AZERBAYCAN’DA DEMOKRASİ VAR MI?
Dünden bugüne Azerbaycan'da, "demokratik sistem" tanımının çoğu zaman bir gölgeden ibaret kaldığını söylemek yanlış olmaz. Resmi söylemde çok partili bir yapı ve serbest seçimler vurgulansa da, sahadaki gerçeklik, iktidarın tartışmasız gücü ve muhalefetin cılızlığı etrafında dönüyor.
Azerbaycan, bağımsızlığını kazanmasından bu yana, güçlü liderlik figürlerinin etkisi altında otokratik bir yönetim sergiliyor. Haydar Aliyev'den oğlu İlham Aliyev'e geçen bu süreçte, devletin tüm kademelerinde iktidarın etkisi açıkça hissedilmektedir. Bu durum, eleştirmenler tarafından "tek adam yönetimi" olarak nitelendirilmekte ve demokrasi ilkesinin temel direklerinden olan güçler ayrılığı prensibini zayıflattığı bir gerçektir.
Hükümet, ülkenin istikrarı, kalkınması ve bağımsızlığının güvencesi olarak güçlü liderliğin önemini vurgulasa da, bu güçlü liderlik beraberinde farklı seslerin kısılması ve muhalif görüşlerin marjinalleştirilmesi gibi sorunları da getirmektedir. Medya üzerindeki kontrol ve sivil toplum kuruluşlarının faaliyet alanlarının daraltılması, eleştirel seslerin kamuoyuna ulaşmasını zorlaştırmakta.

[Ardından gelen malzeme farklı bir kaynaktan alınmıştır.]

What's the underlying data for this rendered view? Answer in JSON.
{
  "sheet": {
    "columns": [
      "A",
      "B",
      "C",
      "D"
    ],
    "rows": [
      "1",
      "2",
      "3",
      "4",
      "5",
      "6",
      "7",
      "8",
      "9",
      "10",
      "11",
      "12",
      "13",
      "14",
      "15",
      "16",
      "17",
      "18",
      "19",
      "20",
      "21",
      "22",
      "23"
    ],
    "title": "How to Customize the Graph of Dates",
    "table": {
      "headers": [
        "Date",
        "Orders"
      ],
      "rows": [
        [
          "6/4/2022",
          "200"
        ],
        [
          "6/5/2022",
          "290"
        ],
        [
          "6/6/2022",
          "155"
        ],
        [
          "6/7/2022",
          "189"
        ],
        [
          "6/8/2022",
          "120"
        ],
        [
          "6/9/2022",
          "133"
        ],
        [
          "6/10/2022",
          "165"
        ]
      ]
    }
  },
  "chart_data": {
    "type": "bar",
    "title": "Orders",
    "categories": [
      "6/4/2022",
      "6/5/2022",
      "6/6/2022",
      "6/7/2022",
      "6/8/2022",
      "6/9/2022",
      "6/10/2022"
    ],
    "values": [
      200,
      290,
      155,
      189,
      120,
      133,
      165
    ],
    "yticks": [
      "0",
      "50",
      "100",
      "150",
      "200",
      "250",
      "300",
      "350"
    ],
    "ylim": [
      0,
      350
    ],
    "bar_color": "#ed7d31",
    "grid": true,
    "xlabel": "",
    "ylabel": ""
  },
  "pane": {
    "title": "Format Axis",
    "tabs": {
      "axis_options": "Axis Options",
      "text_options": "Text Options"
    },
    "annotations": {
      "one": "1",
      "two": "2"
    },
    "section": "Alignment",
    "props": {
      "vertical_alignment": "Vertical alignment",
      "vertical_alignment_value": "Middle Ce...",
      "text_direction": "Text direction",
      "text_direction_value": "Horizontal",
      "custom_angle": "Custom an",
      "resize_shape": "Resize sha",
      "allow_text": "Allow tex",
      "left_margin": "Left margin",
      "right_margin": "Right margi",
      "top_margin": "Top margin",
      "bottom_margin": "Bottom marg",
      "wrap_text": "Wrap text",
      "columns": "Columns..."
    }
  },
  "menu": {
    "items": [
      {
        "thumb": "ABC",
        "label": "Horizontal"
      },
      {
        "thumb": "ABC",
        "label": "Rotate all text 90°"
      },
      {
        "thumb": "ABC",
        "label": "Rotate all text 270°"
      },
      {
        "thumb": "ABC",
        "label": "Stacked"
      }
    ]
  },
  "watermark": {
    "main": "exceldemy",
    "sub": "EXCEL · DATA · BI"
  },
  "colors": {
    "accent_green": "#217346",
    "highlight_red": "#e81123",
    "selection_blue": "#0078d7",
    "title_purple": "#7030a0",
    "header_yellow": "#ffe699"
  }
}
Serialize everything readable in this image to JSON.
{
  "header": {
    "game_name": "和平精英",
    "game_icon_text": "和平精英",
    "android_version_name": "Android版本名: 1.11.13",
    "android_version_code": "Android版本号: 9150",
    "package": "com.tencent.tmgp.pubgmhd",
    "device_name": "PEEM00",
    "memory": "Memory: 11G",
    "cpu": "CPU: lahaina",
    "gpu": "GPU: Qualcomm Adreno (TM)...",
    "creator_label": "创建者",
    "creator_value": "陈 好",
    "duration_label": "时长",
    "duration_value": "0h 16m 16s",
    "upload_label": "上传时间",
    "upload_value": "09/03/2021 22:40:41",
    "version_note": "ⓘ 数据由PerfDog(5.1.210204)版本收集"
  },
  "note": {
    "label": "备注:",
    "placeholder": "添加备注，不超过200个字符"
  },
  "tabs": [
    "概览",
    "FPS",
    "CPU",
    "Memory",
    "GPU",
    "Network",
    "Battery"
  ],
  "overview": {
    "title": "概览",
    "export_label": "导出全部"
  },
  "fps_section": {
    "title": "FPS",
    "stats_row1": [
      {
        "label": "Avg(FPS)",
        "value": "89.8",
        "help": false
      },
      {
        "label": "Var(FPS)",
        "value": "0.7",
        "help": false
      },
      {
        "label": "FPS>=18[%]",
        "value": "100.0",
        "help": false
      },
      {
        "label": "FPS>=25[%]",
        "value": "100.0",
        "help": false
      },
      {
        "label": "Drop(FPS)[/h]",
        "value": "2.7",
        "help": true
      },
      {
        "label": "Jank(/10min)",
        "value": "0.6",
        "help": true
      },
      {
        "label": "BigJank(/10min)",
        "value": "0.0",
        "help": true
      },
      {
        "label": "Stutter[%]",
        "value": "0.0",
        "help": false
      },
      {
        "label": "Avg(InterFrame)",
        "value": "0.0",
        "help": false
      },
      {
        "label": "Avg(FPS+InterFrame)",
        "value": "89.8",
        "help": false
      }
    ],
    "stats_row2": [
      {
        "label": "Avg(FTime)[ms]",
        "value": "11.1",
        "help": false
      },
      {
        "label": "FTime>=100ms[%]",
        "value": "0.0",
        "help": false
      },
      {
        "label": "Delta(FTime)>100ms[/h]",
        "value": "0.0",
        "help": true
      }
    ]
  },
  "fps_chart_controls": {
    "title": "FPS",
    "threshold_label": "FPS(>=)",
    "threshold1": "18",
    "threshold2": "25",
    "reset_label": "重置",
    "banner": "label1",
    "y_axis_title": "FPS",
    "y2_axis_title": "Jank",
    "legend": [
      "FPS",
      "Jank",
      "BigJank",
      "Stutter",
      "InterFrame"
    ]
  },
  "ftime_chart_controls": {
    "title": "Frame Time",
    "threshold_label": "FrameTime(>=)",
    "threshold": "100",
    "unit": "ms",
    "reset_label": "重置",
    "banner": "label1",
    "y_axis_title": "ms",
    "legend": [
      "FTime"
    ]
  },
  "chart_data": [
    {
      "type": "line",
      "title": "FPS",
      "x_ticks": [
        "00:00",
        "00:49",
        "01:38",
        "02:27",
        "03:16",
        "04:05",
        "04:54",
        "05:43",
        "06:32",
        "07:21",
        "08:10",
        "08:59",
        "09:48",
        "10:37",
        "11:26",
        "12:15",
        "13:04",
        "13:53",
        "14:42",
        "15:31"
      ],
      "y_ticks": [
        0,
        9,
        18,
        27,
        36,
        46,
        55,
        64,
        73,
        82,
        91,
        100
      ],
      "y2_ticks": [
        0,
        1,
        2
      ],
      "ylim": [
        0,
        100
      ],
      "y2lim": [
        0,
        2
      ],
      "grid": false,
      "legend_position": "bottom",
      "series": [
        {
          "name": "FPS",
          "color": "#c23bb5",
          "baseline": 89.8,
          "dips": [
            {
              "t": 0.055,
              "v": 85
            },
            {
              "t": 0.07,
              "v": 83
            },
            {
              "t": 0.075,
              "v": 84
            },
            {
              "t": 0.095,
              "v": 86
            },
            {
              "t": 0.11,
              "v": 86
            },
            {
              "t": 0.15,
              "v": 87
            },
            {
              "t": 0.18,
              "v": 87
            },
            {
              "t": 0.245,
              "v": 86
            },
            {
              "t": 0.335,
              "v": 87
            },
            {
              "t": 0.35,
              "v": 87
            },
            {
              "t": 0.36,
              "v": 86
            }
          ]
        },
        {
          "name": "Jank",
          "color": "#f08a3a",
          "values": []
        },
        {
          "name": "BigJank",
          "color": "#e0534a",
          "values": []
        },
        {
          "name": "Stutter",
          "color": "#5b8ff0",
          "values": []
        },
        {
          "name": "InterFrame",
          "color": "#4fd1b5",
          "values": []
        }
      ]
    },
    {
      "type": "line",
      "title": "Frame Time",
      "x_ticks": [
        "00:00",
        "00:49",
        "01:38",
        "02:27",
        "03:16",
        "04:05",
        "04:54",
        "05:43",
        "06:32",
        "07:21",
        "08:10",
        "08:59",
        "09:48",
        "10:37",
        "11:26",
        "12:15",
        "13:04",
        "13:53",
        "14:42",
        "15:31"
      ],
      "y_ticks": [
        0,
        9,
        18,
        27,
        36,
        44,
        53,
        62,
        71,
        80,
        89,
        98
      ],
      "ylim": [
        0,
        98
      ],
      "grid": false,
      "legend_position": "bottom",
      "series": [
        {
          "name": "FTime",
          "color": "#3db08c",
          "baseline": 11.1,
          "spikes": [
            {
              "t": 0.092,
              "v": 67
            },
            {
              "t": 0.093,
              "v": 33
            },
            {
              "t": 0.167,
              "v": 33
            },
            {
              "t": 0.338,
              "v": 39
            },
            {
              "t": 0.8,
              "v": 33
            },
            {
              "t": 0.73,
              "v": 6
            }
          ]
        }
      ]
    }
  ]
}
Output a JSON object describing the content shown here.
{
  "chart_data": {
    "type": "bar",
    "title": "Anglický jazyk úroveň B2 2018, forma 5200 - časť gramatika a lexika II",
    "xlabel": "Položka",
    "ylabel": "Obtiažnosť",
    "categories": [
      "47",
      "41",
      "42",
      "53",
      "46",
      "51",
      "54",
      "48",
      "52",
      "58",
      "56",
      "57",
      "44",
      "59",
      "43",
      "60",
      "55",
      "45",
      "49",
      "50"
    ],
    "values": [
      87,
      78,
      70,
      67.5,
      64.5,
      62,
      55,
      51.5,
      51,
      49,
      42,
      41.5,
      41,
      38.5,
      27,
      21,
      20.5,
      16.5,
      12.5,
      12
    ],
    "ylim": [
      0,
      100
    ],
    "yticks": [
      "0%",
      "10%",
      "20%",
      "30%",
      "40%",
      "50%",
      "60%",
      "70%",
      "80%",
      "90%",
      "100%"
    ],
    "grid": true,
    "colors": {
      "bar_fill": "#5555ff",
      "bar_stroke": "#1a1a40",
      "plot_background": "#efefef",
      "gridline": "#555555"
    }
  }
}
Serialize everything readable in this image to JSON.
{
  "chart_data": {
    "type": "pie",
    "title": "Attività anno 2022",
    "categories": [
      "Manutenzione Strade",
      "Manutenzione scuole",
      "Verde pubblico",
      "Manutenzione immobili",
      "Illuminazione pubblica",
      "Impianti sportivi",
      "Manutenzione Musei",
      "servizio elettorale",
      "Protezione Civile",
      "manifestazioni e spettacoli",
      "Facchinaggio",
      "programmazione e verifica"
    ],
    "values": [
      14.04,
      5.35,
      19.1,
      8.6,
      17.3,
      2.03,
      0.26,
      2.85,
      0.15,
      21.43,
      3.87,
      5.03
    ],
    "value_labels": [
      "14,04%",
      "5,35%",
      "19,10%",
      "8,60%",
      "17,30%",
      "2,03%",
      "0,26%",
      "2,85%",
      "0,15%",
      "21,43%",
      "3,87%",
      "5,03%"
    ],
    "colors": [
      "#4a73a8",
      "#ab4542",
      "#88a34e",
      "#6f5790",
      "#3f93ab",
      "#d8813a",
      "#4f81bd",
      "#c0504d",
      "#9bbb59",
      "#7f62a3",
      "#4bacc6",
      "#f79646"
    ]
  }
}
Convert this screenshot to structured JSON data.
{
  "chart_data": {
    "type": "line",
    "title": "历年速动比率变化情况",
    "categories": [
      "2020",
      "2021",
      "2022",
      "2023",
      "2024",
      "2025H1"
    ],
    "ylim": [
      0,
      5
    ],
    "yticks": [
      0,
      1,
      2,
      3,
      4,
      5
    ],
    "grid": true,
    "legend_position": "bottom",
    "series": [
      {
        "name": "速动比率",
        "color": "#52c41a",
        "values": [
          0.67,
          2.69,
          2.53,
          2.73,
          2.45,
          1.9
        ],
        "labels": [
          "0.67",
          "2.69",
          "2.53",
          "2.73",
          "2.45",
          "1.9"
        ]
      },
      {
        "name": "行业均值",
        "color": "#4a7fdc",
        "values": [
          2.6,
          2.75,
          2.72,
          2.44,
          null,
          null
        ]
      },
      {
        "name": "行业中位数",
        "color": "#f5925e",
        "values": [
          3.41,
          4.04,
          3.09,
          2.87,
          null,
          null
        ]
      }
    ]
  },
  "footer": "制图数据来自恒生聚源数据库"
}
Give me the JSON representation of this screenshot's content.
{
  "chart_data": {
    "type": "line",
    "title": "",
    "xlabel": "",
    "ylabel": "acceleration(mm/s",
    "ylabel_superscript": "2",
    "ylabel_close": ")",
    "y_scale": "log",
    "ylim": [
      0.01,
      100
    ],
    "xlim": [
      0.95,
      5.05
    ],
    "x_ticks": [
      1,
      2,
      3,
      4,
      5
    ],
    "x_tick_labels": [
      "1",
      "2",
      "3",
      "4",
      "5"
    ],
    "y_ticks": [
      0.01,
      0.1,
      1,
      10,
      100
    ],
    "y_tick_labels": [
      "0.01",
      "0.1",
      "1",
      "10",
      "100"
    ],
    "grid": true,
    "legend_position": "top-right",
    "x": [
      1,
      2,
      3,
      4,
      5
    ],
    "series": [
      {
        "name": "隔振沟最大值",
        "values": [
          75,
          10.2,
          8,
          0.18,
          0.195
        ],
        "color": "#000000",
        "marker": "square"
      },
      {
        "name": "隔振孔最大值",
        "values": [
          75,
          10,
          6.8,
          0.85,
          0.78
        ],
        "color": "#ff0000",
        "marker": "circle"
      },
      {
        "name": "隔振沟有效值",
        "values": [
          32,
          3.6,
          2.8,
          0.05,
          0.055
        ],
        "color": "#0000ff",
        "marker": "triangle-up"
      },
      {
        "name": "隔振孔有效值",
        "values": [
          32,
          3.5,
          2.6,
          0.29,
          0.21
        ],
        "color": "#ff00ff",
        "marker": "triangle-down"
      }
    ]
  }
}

Azerbaycan'da yapılan seçimler, her defasında uluslararası gözlemcilerin ve yerel muhalefetin ciddi eleştirilerine maruz kalmaktadır. Sandık başında yaşanan usulsüzlükler, oy pusulalarının manipülasyonu, muhalif adaylara yönelik baskılar ve seçim sonuçlarının şeffaflığı konusundaki şüpheler, seçimlerin meşruiyetini gölgelemektedir. Her ne kadar hükümet bu iddiaları reddetse de, özellikle Batılı kurumların raporları, bu iddiaları destekler nitelikte bulgular ortaya koymaktadır.
Bu durum insanların seçimlere olan güvenini sarsmakta ve siyasi katılımın düşmesine neden olmaktadır. Halkın iradesinin sandığa tam olarak yansımadığı algısı, siyasi sistemin demokratik niteliği üzerinde ciddi soru işaretleri yaratmakta.
Azerbaycan'daki muhalefet partileri, yıllardır iktidara karşı güçlü bir alternatif oluşturmakta zorlanmaktadır.
Bunun birçok nedeni bulunmaktadır:
Muhalif partilerin örgütlenme özgürlükleri kısıtlanmakta, toplantıları engellenmekte ve aktivistleri zaman zaman gözaltına alınmaktadır. Bu baskılar, muhalefetin taban oluşturmasını ve halka ulaşmasını engellemektedir.
Yıllardır devam eden iktidar değişmezliği ve muhalefetin etkisiz kalışı, halk arasında bir umutsuzluk yaratmıştır. İnsanlar, siyasi sistemde bir değişiklik olabileceğine dair inançlarını kaybetmiş durumdadır.
Sonuç olarak dışarıdan bakıldığında hiçbir tartışmanın yaşanmadığı gibi görülen Azerbaycan’da demokrasi, insan hakları ve özgürlükler kâğıt üzerindedir ve otokratik bir yönetim vardır.
Her şeyi bir kenara alalım, babadan oğula geçen bir yönetim anlayışını demokratik olması mümkün mü?
Sadece Azerbaycan değil Orta Asya’da ki birçok devlet benzer şekilde otokratlar tarafından yönetilmekte.